UNH wins grant to boost biotech workforce
NH CREATES initiative seeks to build ‘educated’ pipeline
The University of New Hampshire has received a five-year grant from the National Institutes of Health to help build a workforce for the state’s growing biotechnology sector.
The project, NH CREATES the Future: the NH Collaborative for Regenerative Medicine Education and Training for Engineers and Scientists of the Future, will engage middle and high school teachers and students in Manchester, Nashua, Portsmouth, Dover and Barrington as well as Lawrence, Mass., to develop a pipeline to support the state’s biotechnology workforce needs.
NH CREATES will facilitate collaboration among middle and high schools, higher education and the region’s biotechnology industry, including the Manchester-based Advanced Regenerative Manufacturing Institute, the national hub for the regenerative medicine and biotechnology industry.
The five-year $1.2 million grant, funded by a National Institutes of Health Science Education Partnership Award, will be used to enhance STEM education to up to 1,400 students each year from the state’s most ethnically diverse school districts as well as the Lawrence (Mass.) Family Development Charter School, which is 100% Latinx.

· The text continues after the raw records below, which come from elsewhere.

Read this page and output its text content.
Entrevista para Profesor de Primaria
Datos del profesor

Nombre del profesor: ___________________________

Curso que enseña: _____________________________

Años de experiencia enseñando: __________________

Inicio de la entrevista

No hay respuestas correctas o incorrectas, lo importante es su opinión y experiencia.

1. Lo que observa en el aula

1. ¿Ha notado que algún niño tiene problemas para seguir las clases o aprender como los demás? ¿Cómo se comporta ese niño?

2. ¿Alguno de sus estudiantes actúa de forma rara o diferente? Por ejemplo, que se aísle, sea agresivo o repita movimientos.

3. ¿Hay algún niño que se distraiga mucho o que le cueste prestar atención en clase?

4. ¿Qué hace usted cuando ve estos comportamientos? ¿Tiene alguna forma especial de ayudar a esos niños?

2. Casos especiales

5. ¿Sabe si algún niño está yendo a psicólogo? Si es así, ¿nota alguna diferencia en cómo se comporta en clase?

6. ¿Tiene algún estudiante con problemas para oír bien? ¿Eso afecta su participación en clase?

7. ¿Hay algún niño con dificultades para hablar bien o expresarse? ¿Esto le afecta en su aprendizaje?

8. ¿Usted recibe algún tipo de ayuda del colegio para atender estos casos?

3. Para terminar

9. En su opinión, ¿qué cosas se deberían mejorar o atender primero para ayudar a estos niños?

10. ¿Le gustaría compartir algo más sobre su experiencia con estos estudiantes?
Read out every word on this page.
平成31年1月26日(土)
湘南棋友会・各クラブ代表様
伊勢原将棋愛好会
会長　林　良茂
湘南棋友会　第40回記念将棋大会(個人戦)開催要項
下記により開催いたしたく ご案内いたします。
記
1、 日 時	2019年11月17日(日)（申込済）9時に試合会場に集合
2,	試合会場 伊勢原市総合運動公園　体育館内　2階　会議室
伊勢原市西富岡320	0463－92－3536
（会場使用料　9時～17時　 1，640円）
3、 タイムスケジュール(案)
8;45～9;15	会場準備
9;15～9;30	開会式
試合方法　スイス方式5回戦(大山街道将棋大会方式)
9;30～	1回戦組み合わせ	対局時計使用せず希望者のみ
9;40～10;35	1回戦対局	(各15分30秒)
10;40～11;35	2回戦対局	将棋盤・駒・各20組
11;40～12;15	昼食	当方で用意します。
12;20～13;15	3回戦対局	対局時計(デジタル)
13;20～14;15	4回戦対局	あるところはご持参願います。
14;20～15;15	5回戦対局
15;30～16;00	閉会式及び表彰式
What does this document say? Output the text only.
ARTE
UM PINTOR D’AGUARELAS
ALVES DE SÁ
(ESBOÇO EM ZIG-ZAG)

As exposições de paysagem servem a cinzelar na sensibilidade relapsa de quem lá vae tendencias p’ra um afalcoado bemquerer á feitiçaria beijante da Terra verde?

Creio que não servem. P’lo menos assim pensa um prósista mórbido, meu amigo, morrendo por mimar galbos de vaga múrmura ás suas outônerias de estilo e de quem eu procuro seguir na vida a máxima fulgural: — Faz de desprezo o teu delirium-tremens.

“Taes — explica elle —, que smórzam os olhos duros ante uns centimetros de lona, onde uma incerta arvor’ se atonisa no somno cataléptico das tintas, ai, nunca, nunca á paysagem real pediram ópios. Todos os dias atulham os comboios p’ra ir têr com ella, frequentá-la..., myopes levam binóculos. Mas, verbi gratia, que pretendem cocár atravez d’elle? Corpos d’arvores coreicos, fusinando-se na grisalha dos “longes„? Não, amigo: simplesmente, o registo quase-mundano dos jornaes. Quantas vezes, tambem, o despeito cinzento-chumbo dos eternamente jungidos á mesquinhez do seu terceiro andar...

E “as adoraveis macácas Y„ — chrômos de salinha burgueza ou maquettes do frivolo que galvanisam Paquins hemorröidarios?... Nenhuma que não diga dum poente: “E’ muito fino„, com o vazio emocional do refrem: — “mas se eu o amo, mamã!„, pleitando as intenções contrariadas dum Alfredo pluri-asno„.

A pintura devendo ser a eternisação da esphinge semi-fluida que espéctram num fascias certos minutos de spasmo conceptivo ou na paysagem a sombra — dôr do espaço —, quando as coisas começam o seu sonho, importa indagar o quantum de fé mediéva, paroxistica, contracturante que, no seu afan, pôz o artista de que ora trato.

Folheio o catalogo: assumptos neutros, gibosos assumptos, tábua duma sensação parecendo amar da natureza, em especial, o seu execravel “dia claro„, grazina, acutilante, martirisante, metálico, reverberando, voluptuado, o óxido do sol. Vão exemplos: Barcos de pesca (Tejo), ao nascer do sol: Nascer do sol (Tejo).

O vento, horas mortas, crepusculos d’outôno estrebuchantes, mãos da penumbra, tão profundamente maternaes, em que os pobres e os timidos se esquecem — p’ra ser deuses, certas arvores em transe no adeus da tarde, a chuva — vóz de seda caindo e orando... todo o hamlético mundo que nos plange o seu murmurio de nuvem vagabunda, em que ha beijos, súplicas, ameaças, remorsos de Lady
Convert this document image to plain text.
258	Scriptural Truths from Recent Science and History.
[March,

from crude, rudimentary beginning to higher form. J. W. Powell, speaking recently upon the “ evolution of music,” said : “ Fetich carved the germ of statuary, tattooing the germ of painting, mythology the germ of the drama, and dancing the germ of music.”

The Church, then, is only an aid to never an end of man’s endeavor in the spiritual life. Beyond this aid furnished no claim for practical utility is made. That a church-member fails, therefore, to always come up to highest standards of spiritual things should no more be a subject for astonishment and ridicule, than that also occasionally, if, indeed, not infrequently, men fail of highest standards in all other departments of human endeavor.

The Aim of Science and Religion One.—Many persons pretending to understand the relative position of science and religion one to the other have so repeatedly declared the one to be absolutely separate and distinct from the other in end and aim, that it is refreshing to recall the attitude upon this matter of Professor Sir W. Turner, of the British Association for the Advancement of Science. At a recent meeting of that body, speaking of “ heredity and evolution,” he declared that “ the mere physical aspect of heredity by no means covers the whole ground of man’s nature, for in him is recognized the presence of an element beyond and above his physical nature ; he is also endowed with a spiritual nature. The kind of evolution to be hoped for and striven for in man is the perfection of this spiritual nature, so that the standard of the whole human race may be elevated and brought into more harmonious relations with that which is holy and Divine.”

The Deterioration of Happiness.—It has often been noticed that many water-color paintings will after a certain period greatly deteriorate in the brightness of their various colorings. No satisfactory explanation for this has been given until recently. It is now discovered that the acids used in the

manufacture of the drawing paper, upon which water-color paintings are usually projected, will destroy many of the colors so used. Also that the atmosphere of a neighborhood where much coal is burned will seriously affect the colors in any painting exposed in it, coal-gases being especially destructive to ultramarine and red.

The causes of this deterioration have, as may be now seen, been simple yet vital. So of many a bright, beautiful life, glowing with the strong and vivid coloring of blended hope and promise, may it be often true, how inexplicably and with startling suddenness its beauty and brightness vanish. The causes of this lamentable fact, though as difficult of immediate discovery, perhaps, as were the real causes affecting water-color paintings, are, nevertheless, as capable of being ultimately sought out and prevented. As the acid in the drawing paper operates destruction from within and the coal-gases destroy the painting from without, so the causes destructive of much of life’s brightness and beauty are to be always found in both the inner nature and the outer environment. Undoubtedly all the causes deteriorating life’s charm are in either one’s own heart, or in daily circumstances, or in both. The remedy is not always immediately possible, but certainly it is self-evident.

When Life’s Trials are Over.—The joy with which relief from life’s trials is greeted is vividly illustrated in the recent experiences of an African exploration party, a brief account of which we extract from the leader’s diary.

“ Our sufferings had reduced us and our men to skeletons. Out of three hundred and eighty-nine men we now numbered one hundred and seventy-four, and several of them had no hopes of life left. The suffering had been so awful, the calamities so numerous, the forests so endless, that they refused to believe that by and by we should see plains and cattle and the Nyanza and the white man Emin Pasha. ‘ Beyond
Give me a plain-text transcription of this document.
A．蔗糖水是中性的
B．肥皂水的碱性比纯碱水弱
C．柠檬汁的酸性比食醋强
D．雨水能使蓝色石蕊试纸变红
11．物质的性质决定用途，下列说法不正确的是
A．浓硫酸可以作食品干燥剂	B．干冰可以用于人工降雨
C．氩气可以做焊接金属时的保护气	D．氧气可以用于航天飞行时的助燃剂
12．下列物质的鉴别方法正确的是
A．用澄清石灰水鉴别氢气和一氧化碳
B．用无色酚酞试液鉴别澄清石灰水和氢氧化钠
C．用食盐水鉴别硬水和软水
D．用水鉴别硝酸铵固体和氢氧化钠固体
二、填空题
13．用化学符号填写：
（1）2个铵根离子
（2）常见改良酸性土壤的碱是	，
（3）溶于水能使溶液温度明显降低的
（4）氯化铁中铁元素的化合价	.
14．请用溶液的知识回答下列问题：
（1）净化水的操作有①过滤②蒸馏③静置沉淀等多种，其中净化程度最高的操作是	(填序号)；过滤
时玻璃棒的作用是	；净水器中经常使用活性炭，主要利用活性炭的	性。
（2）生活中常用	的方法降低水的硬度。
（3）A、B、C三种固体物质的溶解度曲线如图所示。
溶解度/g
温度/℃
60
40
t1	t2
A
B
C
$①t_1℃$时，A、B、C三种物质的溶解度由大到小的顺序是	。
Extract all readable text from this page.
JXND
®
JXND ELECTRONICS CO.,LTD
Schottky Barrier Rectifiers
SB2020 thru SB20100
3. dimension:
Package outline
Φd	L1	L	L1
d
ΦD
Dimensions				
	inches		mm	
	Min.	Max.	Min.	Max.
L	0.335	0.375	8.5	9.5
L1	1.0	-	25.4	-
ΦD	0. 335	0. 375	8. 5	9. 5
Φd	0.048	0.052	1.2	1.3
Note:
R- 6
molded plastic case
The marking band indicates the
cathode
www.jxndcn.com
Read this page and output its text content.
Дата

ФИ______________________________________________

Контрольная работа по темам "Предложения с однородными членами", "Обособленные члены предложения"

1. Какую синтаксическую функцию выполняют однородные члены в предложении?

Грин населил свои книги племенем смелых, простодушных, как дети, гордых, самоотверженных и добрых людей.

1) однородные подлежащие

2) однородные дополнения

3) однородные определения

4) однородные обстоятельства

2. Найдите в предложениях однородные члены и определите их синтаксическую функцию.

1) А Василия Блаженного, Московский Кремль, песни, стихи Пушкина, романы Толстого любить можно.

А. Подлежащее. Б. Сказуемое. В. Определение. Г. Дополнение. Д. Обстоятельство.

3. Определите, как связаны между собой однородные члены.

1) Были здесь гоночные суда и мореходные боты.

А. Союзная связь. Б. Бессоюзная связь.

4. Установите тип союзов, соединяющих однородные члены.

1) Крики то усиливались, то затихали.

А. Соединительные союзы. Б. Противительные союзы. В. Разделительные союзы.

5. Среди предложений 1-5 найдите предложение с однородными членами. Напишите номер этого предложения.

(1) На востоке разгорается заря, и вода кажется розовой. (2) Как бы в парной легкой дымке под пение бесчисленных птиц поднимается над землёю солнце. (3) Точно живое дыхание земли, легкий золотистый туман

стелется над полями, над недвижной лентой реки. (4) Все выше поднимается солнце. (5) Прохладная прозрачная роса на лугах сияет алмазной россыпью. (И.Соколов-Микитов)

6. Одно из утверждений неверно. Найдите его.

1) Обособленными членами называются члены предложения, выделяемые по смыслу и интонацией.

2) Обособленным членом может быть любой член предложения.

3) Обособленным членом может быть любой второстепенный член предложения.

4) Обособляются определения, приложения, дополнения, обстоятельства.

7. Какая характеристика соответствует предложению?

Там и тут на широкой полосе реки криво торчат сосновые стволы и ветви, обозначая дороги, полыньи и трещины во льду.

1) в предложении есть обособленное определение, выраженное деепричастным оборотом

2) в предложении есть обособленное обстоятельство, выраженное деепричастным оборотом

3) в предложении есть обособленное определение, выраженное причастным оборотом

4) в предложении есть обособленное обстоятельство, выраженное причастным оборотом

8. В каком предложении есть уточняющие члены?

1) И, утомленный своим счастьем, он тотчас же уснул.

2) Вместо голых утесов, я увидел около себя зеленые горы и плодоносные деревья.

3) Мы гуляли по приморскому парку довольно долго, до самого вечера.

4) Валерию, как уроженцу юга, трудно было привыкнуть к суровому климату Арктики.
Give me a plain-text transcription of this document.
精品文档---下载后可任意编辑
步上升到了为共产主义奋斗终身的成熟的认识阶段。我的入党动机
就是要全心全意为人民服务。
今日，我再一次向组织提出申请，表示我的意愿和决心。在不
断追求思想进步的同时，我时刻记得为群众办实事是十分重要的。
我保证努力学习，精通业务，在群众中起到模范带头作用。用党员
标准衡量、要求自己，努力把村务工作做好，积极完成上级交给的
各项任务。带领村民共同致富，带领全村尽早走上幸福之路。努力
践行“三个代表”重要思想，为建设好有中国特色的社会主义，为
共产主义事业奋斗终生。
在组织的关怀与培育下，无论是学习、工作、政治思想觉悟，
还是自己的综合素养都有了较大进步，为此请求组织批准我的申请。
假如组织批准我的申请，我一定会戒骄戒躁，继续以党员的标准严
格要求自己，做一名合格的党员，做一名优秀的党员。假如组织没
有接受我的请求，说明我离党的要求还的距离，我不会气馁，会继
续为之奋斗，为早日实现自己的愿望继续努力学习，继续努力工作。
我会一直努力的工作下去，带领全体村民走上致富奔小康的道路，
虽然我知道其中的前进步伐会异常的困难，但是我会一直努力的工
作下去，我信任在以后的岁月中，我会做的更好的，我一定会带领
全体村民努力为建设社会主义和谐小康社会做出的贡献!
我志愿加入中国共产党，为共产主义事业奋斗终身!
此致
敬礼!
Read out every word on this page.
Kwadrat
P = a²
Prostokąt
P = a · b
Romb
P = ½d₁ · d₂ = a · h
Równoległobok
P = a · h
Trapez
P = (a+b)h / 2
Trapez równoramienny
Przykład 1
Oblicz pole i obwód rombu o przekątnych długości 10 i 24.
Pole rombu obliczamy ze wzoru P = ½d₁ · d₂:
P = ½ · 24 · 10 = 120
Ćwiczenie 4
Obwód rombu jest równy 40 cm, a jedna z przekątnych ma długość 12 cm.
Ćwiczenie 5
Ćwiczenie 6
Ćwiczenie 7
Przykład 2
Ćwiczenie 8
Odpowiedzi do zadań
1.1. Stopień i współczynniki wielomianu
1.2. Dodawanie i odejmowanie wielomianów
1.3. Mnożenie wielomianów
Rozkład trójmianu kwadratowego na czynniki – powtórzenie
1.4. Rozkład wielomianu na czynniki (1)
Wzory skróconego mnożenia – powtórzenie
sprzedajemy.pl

“NH CREATES is a training mechanism to supply the regenerative medicine and biotechnology industry with an educated workforce pipeline so that, in turn, this burgeoning industry can fulfill its potential to cure disease,” said Carmela Amato-Wierda, associate professor of materials science and principal investigator on the grant. “We want to educate middle and high school students about regenerative medicine and instill excitement about how we need their future contributions to propel this field forward in the years to come.”
According to Amato-Wierda, 78% of the state’s biotechnology industry reports a shortage of skilled workers, and 25% of the current biotechnology workforce is over the age of 55.
A two-week summer institute will provide teacher training to middle and high school teachers to develop and deliver formal curriculum about core biomedical concepts relevant to regenerative medicine and biotechnology.